What should Google do?
The most desirable outcome would be for Google’s algorithms to capture the implicit topic of each query. For example, to a human, “presidents in the klan” sounds like a history question. Therefore, a human would value an answer that comes from a source that has some authority and expertise in history. One can argue that inferring the implicit topic of a query, given the ambiguity of natural language, is a difficult problem. I agree. Instead, my proposal is to provide the user with signals that would simplify the judgement of the source’s authority on this topic.

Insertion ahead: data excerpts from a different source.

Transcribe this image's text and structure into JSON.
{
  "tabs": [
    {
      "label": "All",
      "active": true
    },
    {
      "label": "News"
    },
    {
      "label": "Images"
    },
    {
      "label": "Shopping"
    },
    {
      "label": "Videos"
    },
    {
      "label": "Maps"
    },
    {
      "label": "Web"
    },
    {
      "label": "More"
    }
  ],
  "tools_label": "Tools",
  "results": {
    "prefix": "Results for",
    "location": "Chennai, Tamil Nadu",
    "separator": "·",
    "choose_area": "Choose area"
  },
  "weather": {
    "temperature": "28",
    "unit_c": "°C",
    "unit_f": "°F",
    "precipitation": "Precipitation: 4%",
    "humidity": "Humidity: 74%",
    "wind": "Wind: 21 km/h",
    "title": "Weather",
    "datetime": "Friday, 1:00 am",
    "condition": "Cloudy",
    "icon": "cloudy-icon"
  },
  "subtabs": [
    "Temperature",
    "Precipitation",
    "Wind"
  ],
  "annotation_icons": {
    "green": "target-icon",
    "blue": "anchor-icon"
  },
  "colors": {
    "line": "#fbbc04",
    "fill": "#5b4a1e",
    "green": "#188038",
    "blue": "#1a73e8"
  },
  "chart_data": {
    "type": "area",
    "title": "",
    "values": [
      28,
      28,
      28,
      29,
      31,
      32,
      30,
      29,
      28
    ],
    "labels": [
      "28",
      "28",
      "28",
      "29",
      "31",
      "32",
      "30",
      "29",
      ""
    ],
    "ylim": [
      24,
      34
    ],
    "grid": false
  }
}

Concretely, if the featured snippet would have been augmented with a few signals about the source of this article, the students in Shulman’s class wouldn’t have been so quick in accepting Google’s answer. I have written about the “nutrition fact label” approach to augment search results in another post. In this particular case, it would have been helpful to show the following facts (because it would have likely put a student learning about the history of USA on guard):
- Location of website: Nigeria
- Category of website: Internet News
- Author: Wires | The Trent
Notice that these facts are judgement-free. If Google had to say that this content was stolen or that the website contains a lot of clickbait articles, that would have been debatable, because that is how most of the websites function nowadays. However, users either don’t know or forget that Google doesn’t create or endorse the content that it displays, though often finds it in the most bizarre corners of the Internet. This is why it should be responsible for telling us what it knows about the source, so that we don’t need to put our trust blindly in its search results, by assuming that Google can vouch for the source.